Marianne: Because there are so many different systems out there, this really applies to different kinds of people that work within many kinds of systems like huge complexes and campuses that have multiple buildings, and they may have multiple specialists on staff just to be addressing their systems. There are also infection control preventionists that will be involved as well that have nothing to do with a plumbing system or an HVAC system. CEOs are on some of these because ultimately they are responsible for their building and what happens within it. We also have to look at the smaller systems, such as nursing homes. There are also people involved with water treatment who are going to want to take this so they understand all the consequences involved. I won’t say it’s limitless, but it is certainly for anybody who works in any way where infection control is imperative.
Bethany: Diving into the standard itself, what are the requirements for a person to become certified?
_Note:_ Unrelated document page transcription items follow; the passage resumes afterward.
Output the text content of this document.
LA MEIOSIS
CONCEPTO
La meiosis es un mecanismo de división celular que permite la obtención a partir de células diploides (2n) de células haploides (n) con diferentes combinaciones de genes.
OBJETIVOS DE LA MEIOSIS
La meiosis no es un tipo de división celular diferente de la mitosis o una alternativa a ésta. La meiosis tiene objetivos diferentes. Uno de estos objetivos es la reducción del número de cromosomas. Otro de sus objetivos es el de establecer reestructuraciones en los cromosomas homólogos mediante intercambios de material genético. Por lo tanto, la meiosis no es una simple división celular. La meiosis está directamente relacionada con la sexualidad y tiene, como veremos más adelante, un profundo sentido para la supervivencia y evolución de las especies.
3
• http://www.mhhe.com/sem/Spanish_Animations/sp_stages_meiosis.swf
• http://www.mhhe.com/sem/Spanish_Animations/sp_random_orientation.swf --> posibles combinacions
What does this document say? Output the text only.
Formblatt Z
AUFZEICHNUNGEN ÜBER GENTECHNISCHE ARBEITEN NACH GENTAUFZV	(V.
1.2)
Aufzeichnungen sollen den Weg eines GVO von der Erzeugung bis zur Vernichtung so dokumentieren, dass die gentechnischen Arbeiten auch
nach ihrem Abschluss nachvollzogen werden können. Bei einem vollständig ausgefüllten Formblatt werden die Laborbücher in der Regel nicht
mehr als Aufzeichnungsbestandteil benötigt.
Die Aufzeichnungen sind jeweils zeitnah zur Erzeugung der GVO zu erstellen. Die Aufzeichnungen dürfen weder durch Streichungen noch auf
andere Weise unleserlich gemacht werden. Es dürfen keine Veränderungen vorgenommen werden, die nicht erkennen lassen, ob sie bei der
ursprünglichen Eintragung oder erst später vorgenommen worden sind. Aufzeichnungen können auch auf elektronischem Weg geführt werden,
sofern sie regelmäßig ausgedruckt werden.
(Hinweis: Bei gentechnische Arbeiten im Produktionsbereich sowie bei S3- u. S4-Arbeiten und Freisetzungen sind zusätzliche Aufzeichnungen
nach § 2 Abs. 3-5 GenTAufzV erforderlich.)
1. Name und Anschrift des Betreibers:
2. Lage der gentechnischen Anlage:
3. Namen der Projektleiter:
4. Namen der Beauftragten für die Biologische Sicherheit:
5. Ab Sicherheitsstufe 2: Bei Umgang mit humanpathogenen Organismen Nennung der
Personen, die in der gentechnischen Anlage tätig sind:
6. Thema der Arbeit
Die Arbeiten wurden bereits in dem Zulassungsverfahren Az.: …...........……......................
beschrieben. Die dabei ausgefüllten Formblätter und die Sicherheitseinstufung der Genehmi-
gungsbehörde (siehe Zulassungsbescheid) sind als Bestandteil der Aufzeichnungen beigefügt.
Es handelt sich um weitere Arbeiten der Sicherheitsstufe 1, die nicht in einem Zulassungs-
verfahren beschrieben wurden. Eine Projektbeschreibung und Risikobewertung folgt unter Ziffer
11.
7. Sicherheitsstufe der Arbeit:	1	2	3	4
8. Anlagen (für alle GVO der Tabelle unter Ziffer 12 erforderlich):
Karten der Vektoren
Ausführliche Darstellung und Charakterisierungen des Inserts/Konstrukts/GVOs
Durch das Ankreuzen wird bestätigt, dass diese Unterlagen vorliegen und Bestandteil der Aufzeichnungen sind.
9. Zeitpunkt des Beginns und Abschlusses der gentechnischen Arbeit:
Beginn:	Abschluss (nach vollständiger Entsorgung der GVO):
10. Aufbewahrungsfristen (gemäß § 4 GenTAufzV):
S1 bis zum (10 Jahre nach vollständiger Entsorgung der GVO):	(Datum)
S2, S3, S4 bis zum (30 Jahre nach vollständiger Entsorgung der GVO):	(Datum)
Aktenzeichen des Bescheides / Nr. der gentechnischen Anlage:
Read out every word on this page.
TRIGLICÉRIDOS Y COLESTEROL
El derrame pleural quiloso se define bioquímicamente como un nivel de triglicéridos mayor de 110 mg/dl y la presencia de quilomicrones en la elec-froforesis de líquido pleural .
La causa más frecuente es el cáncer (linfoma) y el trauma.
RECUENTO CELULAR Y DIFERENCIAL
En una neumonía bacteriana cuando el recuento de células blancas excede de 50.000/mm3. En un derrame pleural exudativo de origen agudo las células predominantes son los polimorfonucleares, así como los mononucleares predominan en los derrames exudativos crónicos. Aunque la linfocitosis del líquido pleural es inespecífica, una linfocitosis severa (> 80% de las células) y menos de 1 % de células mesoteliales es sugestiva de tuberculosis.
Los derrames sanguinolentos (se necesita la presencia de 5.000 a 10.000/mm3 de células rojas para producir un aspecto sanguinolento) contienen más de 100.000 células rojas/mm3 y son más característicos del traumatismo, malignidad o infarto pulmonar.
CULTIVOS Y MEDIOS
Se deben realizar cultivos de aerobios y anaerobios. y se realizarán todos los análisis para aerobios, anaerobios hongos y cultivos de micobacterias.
Marianne: There is a minimum training of 24 hours, which some people will far exceed. The training is done by approved training providers, or schools, in different parts of the country and online. The exam will come from ASSE, as we’re the third-party certifier. By third-party certifier, I mean that we will not train students on our own, but after someone has completed training from an approved school – HC Info being one of these approved schools – the student will then take a 100-question written exam. They have to pass with a minimum score of 80 percent. They must re-certify every three years.
Bethany: Does an individual need to have any kind of pre-requisite like a college degree or Legionella-related experience in order to qualify to start the certification process, or is it just completing those 24 hours of approved education and taking the exam?
Marianne: There is no pre-requisite requirement and there is no degree that is required. Certainly, someone who comes from within the piping industry or from within infection control may be a little bit ahead or this might be a little bit easier for them than for someone who has had no exposure previously.
Bethany: Is there anything else that you would like to say about the new ASSE 12080 standard?
Marianne: We’re really happy with it, we’re really proud of the standard and we think that it’s meeting a need and will help those who are building owners and ultimately responsible for those systems.